Tuesday, March 18, 2008

Strangeness

Have and have-nots, the blessed and the cursed, forewarned and forearmed. This week, so far, has already stretched an eternity, it feels, and the stretched, demanded feeling that pervades muscles after a sprint seems to seep into thoughts, percolate in prayers, couch feelings.
This weekend, my eyes passed over the Jean Valjean and Monsigneur Bienvenu passage of Victor Hugo's tragic epic of redemption. It split my soul in two, dividing seeds from fruit, cracking rind and hull from the softer, less developed interior. I heard the words while sitting in church, I saw the scenes while driving through ripe Kentucky brightness. Spring doesn't know the struggle to reconcile the robber within you with the priest within you.

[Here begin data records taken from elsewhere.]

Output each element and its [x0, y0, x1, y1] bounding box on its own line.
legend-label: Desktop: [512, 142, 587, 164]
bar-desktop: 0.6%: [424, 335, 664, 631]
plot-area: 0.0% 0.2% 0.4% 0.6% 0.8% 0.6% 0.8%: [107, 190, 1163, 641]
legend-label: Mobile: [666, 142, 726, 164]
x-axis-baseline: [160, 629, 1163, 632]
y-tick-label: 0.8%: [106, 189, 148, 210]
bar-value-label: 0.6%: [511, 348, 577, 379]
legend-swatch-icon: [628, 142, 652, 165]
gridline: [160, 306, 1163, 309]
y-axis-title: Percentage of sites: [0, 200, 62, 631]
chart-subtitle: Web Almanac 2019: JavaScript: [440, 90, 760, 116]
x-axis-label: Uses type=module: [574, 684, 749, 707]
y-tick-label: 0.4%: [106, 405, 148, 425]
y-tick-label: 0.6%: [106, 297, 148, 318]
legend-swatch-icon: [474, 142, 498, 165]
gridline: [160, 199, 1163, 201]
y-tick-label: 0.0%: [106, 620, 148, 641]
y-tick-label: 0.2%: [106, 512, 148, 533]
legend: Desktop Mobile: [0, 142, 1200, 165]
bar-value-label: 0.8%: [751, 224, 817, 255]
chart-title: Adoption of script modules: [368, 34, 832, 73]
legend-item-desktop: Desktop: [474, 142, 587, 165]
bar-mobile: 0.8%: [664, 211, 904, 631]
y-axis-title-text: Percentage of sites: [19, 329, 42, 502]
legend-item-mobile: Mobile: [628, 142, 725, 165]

The curve of John's back as his lungs quietly fill and exhale with sleeping labor still intrudes on my expectations. The surprise of finding a warm, living being curled up against me steadily tap, tap, tap, taps, standing at the door, and knocking. Every day I have the choice to answer and let him in, or twitch the curtains at the window suspiciously, wondering if this guest will bear blessings or will bear away what little I have. When I wake, my mind exclaims at his feet pressed against my calf, and then relaxes with a smile. His cold feet are pressing a simple, skin-covered message to my brain: the tangible love that snores softly makes no pretenses, finds no fault: it simply loves, and that it continues to do so stirs my soul with notice and then quiets it with calm.
Luther remarked on the strangeness of waking to the sight of pigtails on a pillow next to his. There is strangeness in unfamiliarity. There is also strangeness in constancy. It is strange to grow accustomed to the presence of the unfamiliar. Trust requires courage. It also requires surrender. And that is how the priest slept soundly next to a criminal. He knew that perfect love casts out fear - and he had, for decades, quietly absorbed that perfect love, spilling it out on neighbors, strangers, peasants, and mayors. How can we give grace, if we have not the grace to receive it? How will we love, if we move uncomfortably in its presence? How will we serve, if we squirm when another chooses to serve us? To reject forgiveness is to rob our own souls of the very thing they cannot live without.